Use quickselect to partition the top set (whatever count you like, I choose 3) and then only sort those with a high energy sort.

A worthwhile experiment, that may not work for every engine.

Quickselect is linear. You can use a fixed, optimal algorithm for the tiny set of top positions.
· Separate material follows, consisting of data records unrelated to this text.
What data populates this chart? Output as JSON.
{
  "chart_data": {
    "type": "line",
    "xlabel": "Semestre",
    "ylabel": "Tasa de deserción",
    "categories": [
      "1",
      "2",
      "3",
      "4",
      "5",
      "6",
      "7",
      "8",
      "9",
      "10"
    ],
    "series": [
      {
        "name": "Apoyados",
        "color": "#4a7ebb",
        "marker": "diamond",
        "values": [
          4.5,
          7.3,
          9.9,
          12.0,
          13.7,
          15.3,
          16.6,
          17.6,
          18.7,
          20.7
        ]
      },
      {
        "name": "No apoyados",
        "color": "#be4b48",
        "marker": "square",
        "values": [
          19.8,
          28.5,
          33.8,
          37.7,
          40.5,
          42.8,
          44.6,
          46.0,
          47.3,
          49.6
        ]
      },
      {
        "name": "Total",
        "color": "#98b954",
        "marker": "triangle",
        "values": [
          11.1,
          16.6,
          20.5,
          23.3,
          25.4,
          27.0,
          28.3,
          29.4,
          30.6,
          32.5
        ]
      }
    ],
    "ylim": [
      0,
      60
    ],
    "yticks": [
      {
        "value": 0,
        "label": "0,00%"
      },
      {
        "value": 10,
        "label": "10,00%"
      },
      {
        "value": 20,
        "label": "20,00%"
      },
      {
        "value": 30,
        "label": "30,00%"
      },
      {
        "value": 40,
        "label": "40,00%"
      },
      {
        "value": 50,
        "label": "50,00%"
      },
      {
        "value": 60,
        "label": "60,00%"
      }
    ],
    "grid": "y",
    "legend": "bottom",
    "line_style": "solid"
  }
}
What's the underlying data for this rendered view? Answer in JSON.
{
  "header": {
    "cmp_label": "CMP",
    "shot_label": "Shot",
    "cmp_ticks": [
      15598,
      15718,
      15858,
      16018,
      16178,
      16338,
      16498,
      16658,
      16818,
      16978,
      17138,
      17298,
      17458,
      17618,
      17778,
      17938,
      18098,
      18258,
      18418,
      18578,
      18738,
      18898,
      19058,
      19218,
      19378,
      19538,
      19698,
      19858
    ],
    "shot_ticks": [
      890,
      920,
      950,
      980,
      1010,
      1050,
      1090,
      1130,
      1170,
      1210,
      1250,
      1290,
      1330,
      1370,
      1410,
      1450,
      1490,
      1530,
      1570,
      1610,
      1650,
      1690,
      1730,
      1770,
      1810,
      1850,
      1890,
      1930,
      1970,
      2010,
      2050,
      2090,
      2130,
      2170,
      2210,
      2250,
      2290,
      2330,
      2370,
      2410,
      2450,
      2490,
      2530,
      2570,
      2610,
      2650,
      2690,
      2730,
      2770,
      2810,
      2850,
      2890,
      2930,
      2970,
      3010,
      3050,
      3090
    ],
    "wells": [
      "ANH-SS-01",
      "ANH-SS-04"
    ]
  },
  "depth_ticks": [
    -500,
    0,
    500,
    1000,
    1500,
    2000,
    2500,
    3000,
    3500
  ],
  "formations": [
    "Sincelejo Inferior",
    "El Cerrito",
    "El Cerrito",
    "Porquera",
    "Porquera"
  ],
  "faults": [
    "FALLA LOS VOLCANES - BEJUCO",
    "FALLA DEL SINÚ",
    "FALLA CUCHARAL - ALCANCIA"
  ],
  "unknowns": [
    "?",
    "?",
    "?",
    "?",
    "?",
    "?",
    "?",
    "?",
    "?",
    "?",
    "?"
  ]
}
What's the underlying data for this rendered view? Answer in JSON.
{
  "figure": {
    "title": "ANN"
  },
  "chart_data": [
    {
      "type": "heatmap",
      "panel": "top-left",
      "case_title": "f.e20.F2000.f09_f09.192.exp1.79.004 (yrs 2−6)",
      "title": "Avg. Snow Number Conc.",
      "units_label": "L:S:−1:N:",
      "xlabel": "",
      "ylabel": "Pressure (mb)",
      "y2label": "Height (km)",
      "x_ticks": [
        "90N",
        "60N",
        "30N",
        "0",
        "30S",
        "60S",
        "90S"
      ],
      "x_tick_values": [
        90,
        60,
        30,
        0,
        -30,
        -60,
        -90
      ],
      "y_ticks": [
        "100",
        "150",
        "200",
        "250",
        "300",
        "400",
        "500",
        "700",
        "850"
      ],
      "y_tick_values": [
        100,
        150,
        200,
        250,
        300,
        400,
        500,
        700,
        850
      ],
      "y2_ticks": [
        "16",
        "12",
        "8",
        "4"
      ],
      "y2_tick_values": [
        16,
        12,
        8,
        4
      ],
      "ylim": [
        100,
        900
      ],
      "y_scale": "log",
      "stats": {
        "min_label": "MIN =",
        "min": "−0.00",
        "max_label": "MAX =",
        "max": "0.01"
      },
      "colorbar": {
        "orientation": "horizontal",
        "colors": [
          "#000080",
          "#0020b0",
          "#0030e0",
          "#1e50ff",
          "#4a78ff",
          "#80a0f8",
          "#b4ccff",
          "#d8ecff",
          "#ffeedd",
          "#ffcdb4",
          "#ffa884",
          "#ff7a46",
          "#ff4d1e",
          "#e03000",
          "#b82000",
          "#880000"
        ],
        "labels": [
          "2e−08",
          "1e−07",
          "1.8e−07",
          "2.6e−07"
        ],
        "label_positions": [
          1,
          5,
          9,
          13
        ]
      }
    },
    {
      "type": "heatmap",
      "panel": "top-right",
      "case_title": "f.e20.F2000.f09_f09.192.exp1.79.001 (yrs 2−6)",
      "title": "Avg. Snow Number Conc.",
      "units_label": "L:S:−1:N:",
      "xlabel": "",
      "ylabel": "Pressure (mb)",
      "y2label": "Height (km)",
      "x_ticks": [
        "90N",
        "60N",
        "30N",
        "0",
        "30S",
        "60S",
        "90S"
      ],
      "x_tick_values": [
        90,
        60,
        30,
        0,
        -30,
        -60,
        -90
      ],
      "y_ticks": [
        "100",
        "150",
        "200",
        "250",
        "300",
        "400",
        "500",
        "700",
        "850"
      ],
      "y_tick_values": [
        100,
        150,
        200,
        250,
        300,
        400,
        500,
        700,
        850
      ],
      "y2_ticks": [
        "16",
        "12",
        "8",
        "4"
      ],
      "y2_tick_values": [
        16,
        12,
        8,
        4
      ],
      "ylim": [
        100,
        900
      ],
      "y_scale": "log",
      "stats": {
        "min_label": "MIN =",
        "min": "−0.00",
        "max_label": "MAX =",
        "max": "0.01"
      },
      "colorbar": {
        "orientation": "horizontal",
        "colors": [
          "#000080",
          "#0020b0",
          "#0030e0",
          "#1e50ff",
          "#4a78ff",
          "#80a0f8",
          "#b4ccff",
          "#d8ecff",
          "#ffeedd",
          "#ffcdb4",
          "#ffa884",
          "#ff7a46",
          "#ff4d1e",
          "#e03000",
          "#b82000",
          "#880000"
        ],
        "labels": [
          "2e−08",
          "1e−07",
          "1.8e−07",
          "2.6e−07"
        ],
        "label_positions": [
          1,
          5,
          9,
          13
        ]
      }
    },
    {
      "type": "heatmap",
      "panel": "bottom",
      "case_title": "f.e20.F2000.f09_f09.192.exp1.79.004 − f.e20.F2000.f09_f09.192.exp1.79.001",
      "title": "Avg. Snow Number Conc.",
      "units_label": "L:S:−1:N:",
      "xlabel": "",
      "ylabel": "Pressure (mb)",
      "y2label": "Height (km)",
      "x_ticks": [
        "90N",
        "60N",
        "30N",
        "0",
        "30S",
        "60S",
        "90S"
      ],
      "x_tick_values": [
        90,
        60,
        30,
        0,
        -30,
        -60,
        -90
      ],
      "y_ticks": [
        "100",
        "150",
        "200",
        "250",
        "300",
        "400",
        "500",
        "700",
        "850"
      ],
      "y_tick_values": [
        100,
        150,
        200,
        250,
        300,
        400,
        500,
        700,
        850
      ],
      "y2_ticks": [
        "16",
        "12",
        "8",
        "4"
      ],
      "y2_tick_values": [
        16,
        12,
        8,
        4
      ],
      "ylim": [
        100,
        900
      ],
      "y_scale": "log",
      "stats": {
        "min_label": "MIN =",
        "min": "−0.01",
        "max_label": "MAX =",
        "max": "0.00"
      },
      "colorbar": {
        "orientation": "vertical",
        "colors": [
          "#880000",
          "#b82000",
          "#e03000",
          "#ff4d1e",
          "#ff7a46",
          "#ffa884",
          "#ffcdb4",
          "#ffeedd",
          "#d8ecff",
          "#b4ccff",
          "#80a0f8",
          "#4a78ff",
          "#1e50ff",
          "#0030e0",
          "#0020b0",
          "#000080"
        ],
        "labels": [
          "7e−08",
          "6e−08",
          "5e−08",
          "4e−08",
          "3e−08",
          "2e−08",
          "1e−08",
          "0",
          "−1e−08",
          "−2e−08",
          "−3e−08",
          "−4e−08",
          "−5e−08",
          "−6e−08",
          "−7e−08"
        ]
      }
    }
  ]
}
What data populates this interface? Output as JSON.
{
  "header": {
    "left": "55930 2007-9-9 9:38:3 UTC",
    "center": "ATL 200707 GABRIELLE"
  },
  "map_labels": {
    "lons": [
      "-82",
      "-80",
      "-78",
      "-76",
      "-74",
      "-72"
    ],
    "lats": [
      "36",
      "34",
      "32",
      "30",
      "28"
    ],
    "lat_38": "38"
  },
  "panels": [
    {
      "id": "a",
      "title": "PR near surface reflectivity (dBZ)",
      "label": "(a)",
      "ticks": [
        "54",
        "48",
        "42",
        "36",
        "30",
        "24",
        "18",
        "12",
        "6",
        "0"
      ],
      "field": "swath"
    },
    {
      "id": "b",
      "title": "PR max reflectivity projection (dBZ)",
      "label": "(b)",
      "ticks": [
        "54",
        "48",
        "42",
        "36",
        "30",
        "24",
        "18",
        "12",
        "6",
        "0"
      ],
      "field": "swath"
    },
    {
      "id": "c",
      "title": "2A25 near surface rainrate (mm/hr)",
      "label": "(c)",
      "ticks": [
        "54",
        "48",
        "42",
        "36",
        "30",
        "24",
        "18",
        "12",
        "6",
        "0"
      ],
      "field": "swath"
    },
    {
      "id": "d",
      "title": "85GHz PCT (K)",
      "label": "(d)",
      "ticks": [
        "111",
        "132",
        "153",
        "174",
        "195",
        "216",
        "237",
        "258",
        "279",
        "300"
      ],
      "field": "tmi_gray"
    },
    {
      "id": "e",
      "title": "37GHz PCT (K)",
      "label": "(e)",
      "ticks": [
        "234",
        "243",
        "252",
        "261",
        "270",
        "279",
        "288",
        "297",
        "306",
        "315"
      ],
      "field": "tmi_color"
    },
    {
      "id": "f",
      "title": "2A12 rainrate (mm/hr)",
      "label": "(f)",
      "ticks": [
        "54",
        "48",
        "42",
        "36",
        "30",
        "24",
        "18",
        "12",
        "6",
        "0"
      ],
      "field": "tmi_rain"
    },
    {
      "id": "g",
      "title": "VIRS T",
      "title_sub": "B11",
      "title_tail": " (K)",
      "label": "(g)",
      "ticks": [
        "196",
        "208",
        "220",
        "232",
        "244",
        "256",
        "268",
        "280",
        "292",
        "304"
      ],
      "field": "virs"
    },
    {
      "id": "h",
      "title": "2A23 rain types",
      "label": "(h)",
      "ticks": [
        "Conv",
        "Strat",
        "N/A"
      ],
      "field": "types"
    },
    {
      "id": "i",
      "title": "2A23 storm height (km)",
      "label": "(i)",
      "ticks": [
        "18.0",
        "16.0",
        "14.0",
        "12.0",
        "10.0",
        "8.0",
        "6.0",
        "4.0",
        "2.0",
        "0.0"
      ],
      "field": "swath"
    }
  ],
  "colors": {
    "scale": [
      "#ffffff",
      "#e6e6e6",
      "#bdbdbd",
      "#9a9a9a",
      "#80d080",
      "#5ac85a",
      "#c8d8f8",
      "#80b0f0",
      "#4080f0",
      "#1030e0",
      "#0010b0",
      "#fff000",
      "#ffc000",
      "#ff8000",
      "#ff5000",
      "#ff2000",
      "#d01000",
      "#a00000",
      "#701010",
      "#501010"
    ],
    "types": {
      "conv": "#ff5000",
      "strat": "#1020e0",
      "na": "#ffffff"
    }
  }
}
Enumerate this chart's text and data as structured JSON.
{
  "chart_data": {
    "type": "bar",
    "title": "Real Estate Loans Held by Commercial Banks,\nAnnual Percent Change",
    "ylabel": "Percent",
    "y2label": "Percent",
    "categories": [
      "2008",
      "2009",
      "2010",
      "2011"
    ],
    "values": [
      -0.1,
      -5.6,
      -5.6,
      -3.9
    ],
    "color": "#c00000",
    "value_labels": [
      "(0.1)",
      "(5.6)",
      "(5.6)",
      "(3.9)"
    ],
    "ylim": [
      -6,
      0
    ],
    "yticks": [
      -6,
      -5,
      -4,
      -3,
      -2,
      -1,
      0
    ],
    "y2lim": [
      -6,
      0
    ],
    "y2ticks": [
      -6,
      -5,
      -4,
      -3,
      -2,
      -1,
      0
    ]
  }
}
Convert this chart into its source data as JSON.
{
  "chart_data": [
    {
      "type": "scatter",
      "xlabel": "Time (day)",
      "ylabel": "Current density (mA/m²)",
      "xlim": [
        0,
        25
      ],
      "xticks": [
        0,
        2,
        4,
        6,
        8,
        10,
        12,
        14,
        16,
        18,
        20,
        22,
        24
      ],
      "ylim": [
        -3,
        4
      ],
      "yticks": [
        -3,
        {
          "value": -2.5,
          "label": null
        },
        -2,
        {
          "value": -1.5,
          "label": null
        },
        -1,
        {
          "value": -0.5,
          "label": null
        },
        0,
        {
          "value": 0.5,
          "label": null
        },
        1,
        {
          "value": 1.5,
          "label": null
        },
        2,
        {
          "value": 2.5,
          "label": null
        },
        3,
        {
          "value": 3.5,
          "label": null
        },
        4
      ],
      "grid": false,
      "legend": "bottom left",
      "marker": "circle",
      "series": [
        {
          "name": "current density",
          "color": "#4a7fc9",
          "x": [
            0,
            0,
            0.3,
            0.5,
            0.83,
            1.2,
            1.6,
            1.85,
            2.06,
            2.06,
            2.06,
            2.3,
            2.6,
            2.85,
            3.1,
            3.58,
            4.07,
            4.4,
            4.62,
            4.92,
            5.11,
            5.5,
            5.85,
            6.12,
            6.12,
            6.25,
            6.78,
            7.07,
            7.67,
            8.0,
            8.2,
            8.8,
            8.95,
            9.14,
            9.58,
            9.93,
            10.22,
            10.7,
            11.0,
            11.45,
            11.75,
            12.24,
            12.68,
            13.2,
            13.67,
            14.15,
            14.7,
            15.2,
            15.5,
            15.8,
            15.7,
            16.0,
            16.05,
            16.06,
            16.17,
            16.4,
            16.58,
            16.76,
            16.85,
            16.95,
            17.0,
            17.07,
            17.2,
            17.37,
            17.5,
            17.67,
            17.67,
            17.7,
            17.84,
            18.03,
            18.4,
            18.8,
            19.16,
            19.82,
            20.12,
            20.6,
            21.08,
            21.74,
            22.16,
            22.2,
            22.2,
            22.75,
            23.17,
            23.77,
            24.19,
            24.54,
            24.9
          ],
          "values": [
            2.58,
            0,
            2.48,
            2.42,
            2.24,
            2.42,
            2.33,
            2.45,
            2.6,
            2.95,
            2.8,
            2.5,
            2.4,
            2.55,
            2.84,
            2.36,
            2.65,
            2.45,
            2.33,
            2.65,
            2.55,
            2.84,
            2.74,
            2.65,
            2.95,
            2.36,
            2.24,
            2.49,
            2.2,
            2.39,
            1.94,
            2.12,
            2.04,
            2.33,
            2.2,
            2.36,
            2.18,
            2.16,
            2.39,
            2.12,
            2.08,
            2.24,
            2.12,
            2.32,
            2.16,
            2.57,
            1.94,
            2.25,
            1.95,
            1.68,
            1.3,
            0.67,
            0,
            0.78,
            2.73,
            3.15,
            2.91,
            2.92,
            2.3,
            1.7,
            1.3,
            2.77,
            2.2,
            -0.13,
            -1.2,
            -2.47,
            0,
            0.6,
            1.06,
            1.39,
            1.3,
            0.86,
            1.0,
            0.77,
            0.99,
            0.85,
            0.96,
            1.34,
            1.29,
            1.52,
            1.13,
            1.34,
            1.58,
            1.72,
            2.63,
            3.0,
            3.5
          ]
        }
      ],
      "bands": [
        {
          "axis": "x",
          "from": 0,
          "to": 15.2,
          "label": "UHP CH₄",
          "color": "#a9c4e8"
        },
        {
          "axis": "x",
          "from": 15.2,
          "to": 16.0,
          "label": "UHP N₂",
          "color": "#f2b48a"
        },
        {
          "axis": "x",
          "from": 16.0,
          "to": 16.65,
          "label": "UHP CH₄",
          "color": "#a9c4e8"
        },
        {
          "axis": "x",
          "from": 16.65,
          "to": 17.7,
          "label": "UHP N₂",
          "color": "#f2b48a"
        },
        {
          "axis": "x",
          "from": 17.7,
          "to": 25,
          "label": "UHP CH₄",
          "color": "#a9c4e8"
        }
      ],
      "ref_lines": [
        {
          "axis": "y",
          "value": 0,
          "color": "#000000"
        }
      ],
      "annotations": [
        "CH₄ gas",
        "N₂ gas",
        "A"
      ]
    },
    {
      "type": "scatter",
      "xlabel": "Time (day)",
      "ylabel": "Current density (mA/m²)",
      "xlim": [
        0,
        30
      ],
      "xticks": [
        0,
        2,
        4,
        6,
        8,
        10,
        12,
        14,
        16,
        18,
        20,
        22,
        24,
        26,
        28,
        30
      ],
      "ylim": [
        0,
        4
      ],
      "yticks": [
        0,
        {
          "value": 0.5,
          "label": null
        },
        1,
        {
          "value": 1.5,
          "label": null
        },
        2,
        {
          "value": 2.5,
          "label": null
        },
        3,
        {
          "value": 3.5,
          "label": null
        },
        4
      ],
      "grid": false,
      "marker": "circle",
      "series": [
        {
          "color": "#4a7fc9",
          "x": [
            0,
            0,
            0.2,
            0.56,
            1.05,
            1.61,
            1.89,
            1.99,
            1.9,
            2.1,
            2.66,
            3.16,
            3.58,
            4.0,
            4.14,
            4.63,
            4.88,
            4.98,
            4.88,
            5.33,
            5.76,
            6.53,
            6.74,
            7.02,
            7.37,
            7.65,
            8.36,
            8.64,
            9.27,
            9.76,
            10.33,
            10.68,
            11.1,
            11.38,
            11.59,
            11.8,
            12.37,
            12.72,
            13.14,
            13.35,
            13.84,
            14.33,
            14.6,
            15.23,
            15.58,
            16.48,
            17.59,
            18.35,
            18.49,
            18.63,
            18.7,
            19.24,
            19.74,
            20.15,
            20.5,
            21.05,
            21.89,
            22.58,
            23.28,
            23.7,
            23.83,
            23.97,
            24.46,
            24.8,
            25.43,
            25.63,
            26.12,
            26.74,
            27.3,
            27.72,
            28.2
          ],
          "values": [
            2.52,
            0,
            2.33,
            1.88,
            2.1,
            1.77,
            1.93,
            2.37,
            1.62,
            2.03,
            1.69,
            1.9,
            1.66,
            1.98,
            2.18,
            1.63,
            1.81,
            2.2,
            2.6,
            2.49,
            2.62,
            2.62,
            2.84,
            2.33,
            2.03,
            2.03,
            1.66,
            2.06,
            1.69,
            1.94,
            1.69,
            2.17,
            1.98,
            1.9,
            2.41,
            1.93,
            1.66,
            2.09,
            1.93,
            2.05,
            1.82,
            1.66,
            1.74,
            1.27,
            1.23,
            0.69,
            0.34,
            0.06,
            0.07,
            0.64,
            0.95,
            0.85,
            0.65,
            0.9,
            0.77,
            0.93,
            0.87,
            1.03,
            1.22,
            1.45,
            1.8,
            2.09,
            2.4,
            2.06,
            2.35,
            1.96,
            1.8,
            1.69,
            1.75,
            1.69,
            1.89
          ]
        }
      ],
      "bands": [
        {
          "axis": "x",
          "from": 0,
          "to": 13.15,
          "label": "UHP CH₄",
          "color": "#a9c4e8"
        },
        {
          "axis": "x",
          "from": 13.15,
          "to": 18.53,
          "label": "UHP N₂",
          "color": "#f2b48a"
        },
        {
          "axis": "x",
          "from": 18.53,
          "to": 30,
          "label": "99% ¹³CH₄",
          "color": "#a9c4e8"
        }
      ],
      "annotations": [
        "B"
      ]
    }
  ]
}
### Re: Sorting algorithms

Posted: **Thu Apr 27, 2017 3:09 pm**

by **tpetzke**

Usually the lists to sort are small if you use staged move generation. So I have implemented sorting nets for lists with up to 12 elements. For bigger ones I then use insertion sort.

Code: Select all

```
template<int count> void TMoveList::net_sort()
{
assert(count >= 2 && count <= 12);
switch (count)
{
case 2: compare_swap(0, 1); return;
case 3: compare_swap(1, 2); compare_swap(0, 2); compare_swap(0, 1); return;
case 4: compare_swap(0, 1); compare_swap(2, 3); compare_swap(0, 2); compare_swap(1, 3); compare_swap(1, 2); return;
```

### Re: Sorting algorithms

Posted: **Thu Apr 27, 2017 3:40 pm**

by **Dann Corbit**

tpetzke wrote:Usually the lists to sort are small if you use staged move generation. So I have implemented sorting nets for lists with up to 12 elements. For bigger ones I then use insertion sort.

Code: Select all

```
template<int count> void TMoveList::net_sort()
{
assert(count >= 2 && count <= 12);
switch (count)
{
case 2: compare_swap(0, 1); return;
case 3: compare_swap(1, 2); compare_swap(0, 2); compare_swap(0, 1); return;
case 4: compare_swap(0, 1); compare_swap(2, 3); compare_swap(0, 2); compare_swap(1, 3); compare_swap(1, 2); return;
```

Must be a pretty big patch of code for the 12 branch.